2. Melly, I'll concede completely that the Catholic faith has time and again restricted use of the Bible to the common public in very weird, perverse ways. And indeed, it is a very weird, very polictically charged denomination of Christianity, in which the pope has all but directly pronounced himself God. Petty internal politics aside, I don't consider Orthodoxy to be polictical religion. I might've considered a case for it back Byzantium's time or most recently in Tsar Nicholas's reign, but in modern day our Patriarchs don't hold major political sway on the rest of the world, nor do they seek it, keeping in line with "Give unto Caesar what is Caesar's, and unto God what is God's" in the end, they're still monks, and humility is priority #1.
In the best of my knowledge, they aren't involved in external polictics at all. The Catholics for many years were plagued with that bullshit (Protestant Schisms, the French Antipope crisis, CounterReformation, or mudslinging among heirarchs such outrageous slanders like "antichrist", etc.)
3. I can individually interpret the Bible without fear of being caught in some belief contrary to my interpretation because my branch makes it a point not to indoctrinate things that do not hold the entire faith together.* In other words: if it's not a pillar we can't live without, we leave it up to the individual's speculation, which makes reading the opinions of various elders really rewarding. There's no right or wrong answer to whether dogs go to Heaven in my faith, some believe it and others don't. But whether dogs go to heaven or not sure as hell doesn't make or break our fundamental beliefs, so we don't indoctrinate them (make them a "right or wrong" issue)
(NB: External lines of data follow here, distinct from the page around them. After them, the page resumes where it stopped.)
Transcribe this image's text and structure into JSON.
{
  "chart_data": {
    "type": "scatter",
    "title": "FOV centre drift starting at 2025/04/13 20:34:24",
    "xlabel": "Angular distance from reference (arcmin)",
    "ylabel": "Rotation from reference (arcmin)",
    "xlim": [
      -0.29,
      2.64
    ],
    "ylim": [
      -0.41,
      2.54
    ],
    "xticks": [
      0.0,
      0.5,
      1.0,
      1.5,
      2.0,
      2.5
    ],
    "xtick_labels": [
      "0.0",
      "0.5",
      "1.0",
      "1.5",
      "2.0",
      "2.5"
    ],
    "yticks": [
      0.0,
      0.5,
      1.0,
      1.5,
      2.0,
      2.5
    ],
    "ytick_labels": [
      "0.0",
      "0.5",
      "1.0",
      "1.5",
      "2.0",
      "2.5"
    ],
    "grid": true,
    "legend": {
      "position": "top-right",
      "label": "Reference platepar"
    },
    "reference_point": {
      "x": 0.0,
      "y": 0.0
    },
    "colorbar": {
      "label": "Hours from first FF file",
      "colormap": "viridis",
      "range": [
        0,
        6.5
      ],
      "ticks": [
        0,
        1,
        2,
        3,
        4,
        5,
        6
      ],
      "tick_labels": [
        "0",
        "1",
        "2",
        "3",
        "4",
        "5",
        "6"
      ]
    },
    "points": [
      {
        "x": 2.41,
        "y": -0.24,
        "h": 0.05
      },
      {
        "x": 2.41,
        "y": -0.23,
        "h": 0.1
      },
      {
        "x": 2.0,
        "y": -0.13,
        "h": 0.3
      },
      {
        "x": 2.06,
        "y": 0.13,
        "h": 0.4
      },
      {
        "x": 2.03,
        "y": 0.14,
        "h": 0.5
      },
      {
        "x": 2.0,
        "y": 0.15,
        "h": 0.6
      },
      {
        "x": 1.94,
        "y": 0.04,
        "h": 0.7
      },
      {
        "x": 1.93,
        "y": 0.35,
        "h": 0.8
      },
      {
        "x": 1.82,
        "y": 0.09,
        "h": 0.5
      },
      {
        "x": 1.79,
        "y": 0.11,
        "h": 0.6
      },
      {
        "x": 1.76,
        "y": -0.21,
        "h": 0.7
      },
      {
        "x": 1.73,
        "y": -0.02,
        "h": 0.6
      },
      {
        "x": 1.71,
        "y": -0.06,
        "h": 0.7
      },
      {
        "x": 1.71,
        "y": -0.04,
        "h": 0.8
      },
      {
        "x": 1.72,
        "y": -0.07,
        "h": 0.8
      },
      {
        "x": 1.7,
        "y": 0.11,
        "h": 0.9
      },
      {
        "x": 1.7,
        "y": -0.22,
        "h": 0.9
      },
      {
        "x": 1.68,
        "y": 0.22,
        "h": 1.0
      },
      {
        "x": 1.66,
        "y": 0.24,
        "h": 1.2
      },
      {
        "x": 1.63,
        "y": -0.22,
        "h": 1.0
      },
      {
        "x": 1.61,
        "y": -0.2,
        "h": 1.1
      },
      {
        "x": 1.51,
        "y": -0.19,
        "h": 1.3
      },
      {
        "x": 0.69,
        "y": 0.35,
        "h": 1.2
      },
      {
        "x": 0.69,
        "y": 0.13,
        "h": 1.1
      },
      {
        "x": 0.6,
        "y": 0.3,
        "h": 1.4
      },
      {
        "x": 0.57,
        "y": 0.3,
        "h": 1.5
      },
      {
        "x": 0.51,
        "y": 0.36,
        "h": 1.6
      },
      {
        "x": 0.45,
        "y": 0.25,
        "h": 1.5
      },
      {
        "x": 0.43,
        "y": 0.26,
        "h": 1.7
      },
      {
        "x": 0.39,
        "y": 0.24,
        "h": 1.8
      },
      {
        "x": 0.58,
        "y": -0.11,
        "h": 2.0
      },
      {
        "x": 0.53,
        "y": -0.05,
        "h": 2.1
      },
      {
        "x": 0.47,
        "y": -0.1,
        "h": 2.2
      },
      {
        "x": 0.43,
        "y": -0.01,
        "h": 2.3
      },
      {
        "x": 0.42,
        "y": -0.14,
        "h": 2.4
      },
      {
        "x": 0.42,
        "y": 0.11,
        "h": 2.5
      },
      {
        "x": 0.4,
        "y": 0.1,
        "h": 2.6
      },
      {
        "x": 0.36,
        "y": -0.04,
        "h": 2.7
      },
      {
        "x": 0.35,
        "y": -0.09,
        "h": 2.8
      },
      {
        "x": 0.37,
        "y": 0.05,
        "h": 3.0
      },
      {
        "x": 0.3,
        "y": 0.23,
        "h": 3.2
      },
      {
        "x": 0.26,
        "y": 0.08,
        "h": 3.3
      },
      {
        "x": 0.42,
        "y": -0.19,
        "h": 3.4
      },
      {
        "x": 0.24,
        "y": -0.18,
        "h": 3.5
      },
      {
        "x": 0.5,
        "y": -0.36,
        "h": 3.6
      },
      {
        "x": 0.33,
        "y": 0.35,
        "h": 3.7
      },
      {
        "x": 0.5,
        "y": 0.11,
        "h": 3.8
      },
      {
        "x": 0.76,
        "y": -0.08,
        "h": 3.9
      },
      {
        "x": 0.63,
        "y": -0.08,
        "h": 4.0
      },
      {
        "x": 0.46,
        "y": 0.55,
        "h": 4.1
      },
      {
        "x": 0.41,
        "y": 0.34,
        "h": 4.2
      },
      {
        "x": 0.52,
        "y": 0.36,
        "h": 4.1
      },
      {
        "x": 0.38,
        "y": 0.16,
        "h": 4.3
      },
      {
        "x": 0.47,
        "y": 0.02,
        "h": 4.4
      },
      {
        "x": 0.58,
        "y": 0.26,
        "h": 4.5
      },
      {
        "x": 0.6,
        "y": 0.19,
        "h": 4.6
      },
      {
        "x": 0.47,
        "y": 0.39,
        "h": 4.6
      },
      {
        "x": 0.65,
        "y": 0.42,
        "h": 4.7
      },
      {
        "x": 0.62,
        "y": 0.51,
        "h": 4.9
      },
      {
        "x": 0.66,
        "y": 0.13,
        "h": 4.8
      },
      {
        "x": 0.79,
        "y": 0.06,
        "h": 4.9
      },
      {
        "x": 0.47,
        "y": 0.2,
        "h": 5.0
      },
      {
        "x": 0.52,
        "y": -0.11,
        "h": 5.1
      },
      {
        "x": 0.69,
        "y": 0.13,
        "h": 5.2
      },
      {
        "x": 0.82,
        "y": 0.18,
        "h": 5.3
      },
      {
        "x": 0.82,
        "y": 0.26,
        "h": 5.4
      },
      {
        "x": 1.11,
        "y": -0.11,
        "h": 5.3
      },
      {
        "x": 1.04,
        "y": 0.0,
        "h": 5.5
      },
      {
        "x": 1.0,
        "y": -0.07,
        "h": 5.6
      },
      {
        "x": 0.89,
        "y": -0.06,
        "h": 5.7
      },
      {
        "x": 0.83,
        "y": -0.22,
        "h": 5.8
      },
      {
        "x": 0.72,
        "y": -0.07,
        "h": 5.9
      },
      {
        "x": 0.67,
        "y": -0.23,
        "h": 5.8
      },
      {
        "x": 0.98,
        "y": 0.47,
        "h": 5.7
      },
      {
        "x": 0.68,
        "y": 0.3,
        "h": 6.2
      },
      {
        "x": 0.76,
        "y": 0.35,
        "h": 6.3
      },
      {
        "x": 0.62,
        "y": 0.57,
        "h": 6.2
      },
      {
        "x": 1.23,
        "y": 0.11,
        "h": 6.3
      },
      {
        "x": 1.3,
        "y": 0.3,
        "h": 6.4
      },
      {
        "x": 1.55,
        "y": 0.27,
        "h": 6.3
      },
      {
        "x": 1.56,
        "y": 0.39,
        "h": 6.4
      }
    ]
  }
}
This again is the completely opposite mentality of the Catholics, who must reach a logical conclusion on great mysteries whenever a question pops up. I won't lie: I don't read Catholic theology, partly because I don't consider it legitimate, and partly because I've heard the gist of many Catholic beliefs without the pain of looking up actual documents. But from reading ex-Catholics it's a lot like reading a handbook of various, inflexible laws. Which makes for lame reading.
4. Man, I totally respect Bhuddism. You can truly gain a lot from it as a Christian.
I realize this post might read like a bunch of Catholic mudslinging, and I don't mean it to be- it just provides a good juxtaposition to better explain Orthodoxy.
*Which still means that somethings in the Bible are indoctrinated. But honestly, whenever I read what a past authority wrote was crucial on the subject, it leaves me pretty convinced. St. John Chyrostom's reasoning always kicks the shit out of anything I thought. That isn't to say I haven't had serious problems before that I didn't agree with that I'd read, but I just take it up with a priest and he helps me iron it out.
Melly, you made a solid argument that I can't completely disprove, and I admire you for it. And thanks for reading all this bullshit.
I slept about four hours the night before, and I pulled an allnighter today,
so I think I'm going to sleep for at least a little while.